THE UK economy’s post-Brexit vote woes continued in the second quarter as it grew at less than half of its long-term average rate, and the manufacturing and construction sectors contracted.

Economists highlighted the impact of the squeeze on households arising from a surge in inflation, fuelled by sterling’s plunge after the vote to leave the European Union, as official figures revealed UK gross domestic product had grown only 0.3 per cent in the second quarter. The inflation surge has led to a renewed fall in wages in real terms.

Meanwhile, economists also cited a likely drag on business investment arising from uncertainty over Brexit, a situation that is forecast to continue.

The UK’s 0.3 per cent growth rate in the second quarter is equivalent to an annualised pace of about 1.2 per cent - less than half of a long-term average annual rate of expansion that has been put at about 2.75 per cent by Bank of England Governor Mark Carney.

In the opening three months of this year, growth was even weaker, at 0.2 per cent quarter-on-quarter. The UK grew by 0.7 per cent, around its long-term average rate, in the final quarter of 2016.

Sebastian Burnside, senior economist at Royal Bank of Scotland, said: “As prices rise faster than wages, households are seeing their budgets squeezed. Q2’s GDP growth shows how this is already affecting the economy, and how much more is to come.”

He added: “Even the growth we’re seeing…is at the expense of households borrowing more and dipping into their savings. That trend cannot continue indefinitely. It would be great for the consumer, and for shopkeepers, if wage rises would ride to the rescue and put more pounds in people’s pockets.

“But even with record low unemployment, that looks unlikely. So the squeeze is set and the sooner consumers rein in their spending growth, the smaller the restraint will have to be. Otherwise, the squeeze’s grip will tighten further.”

UK growth in the second quarter was driven by 0.5 per cent expansion in the services sector.

Manufacturing output dropped by 0.5 per cent quarter-on-quarter in the three months to June, and the construction sector contracted by 0.9 per cent.

Howard Archer, chief economic adviser to the EY ITEM Club think-tank, said: “The UK’s growth struggles continued in the second quarter.”

He added: “Not only was second-quarter GDP growth muted but it was entirely reliant on the services sector – which was estimated to have expanded 0.5 per cent quarter-on-quarter. This was up from services expansion of just 0.1 per cent in the first quarter, but was still below the growth rates seen through 2016. Services expansion was led by the distribution, hotels and restaurants sector, no doubt helped by the later Easter and also warmer weather.”
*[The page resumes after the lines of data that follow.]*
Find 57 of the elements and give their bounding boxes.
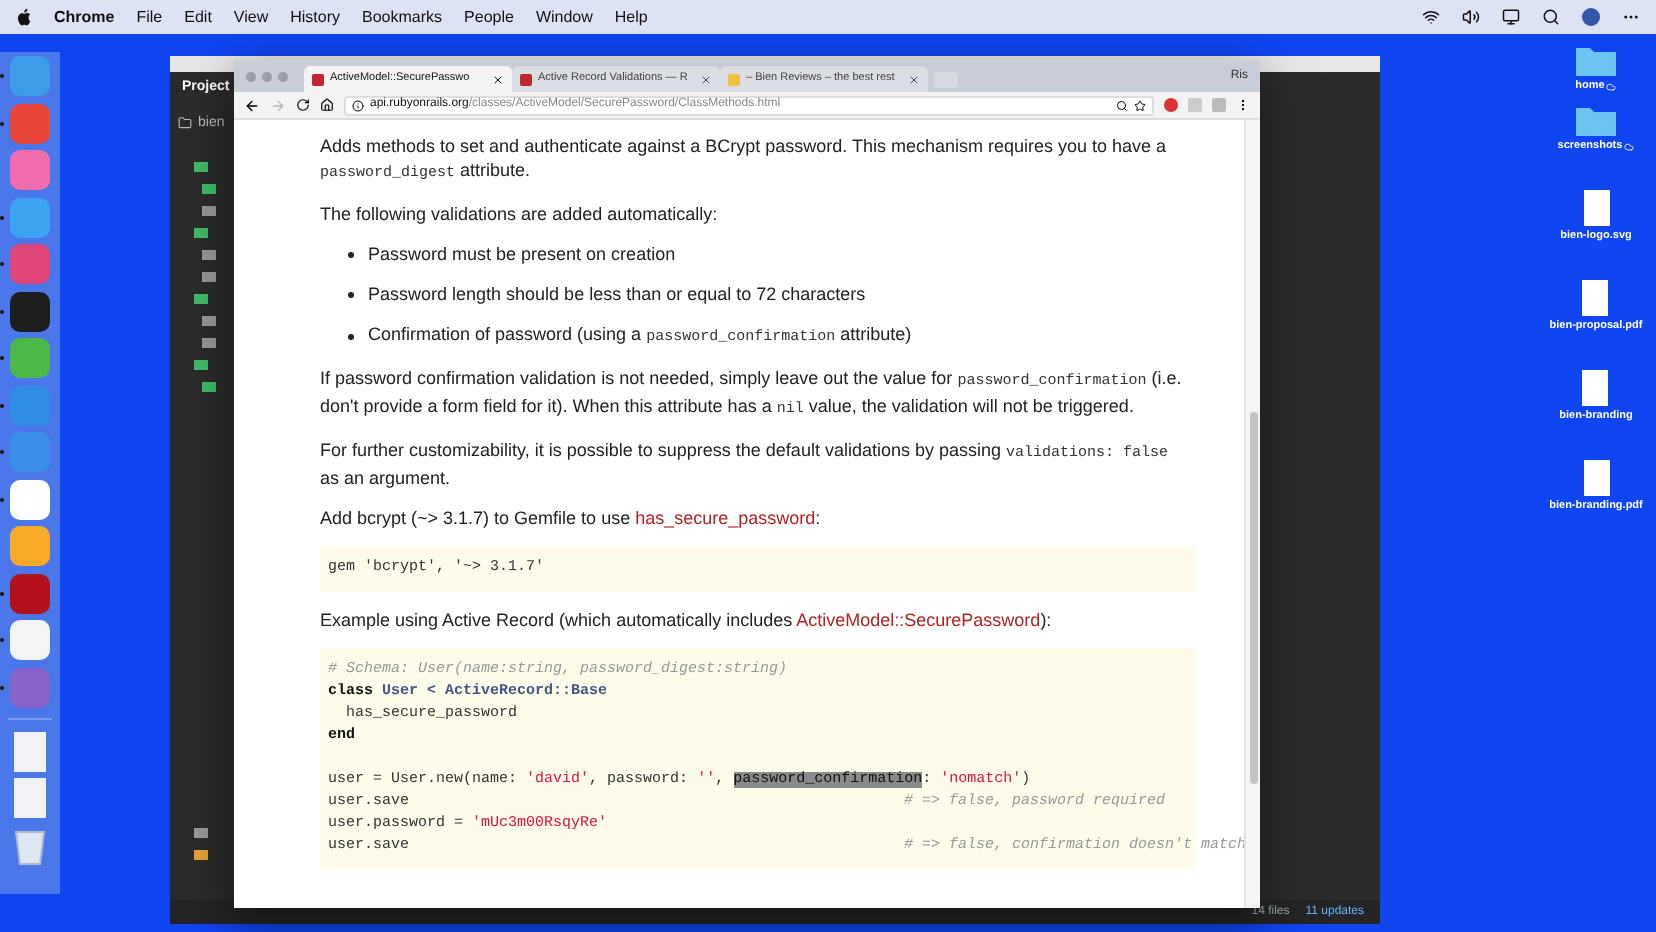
document-icon[interactable]	[14, 731, 46, 771]
document-icon[interactable]	[1583, 190, 1609, 226]
paragraph: The following validations are added automatically:	[320, 202, 720, 226]
reload-icon[interactable]	[296, 98, 310, 112]
menu-item[interactable]: View	[233, 5, 269, 29]
folder-icon	[178, 116, 192, 131]
app-icon[interactable]	[10, 479, 50, 519]
display-icon[interactable]	[1502, 8, 1520, 26]
forward-icon[interactable]	[270, 97, 286, 113]
app-icon[interactable]	[10, 620, 50, 660]
doc-link[interactable]: ActiveModel::SecurePassword	[796, 610, 1041, 630]
menu-item[interactable]: Help	[614, 5, 648, 29]
list-item: Password length should be less than or equal to 72 characters	[368, 282, 866, 306]
back-icon[interactable]	[244, 97, 260, 113]
menu-item[interactable]: People	[464, 5, 514, 29]
menu-app-name[interactable]: Chrome	[54, 5, 115, 29]
close-icon[interactable]	[492, 73, 504, 85]
menu-item[interactable]: Window	[535, 5, 593, 29]
menu-item[interactable]: Edit	[184, 5, 212, 29]
app-icon[interactable]	[10, 291, 50, 331]
dock-item[interactable]	[0, 291, 50, 331]
dock-item[interactable]	[0, 573, 50, 613]
menu-icon[interactable]	[1236, 98, 1250, 112]
paragraph: Add bcrypt (~> 3.1.7) to Gemfile to use has_secure_password:	[320, 506, 823, 530]
scrollbar-thumb[interactable]	[1249, 412, 1257, 784]
menu-item[interactable]: History	[290, 5, 341, 29]
wifi-icon[interactable]	[1422, 8, 1440, 26]
tab-favicon-icon	[312, 73, 324, 85]
zoom-icon[interactable]	[1116, 99, 1128, 111]
folder-icon[interactable]	[1576, 104, 1616, 136]
bullet-icon	[348, 251, 354, 257]
tab-favicon-icon	[520, 73, 532, 85]
apple-logo-icon[interactable]	[16, 8, 32, 26]
bullet-icon	[348, 333, 354, 339]
list-item: Password must be present on creation	[368, 242, 676, 266]
doc-link[interactable]: has_secure_password	[635, 508, 816, 528]
info-icon	[352, 99, 364, 111]
trash-icon[interactable]	[14, 825, 46, 865]
paragraph: Example using Active Record (which automatically includes ActiveModel::SecurePassword):	[320, 608, 1054, 632]
bullet-icon	[348, 291, 354, 297]
home-icon[interactable]	[320, 98, 334, 112]
tab-favicon-icon	[728, 73, 740, 85]
search-icon[interactable]	[1542, 8, 1560, 26]
volume-icon[interactable]	[1462, 8, 1480, 26]
document-icon[interactable]	[1582, 370, 1609, 406]
dock-item[interactable]	[0, 620, 50, 660]
app-icon[interactable]	[10, 526, 50, 566]
menu-item[interactable]: Bookmarks	[362, 5, 443, 29]
document-icon[interactable]	[1582, 280, 1609, 316]
folder-icon[interactable]	[1575, 44, 1616, 76]
bookmark-star-icon[interactable]	[1134, 99, 1146, 111]
scrollbar[interactable]	[1244, 120, 1260, 908]
close-icon[interactable]	[908, 73, 920, 85]
document-icon[interactable]	[1583, 460, 1609, 496]
menu-item[interactable]: File	[136, 5, 163, 29]
close-icon[interactable]	[700, 73, 712, 85]
dock-item[interactable]	[0, 479, 50, 519]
Annual UK consumer prices index inflation dipped from 2.9 per cent in May to 2.6 per cent last month but is nearly nine times its 0.3 per cent rate in May last year, before the Brexit vote.

Mr Archer believed there would likely have been some pick-up in consumer spending growth in the second quarter, after a sharp slowdown in the first three months of this year.

But he said: “Consumer spending is likely to be pressurised through the second half of the year by an ongoing appreciable squeeze on purchasing power. Indeed, real incomes growth is likely to remain negative for some months to come despite June’s dip in inflation. It is also notable there was a sharp dip in consumer confidence in June as uncertainties over the outlook were magnified by the General Election result.”

He added: “Meanwhile, worries over a stuttering economy and uncertainties over Brexit and the UK political situation are likely to weigh down on business investment.”

UK GDP in the second quarter was 1.7 per cent higher than in the same period of 2016. This represents a slowdown from year-on-year growth of two per cent in the first quarter.

Tim Roache, general secretary of the GMB trade union, said: “This Government’s economic plan is built on sand, and as it crumbles we’re all bearing the brunt.

“Working people are being hit time and time again by the Tories’ ill-judged, self-defeating austerity agenda - low wages, insecure jobs, a real-terms pay cut for millions of public sector workers, and an attack on housing and childcare support for those in work but struggling to make ends meet.”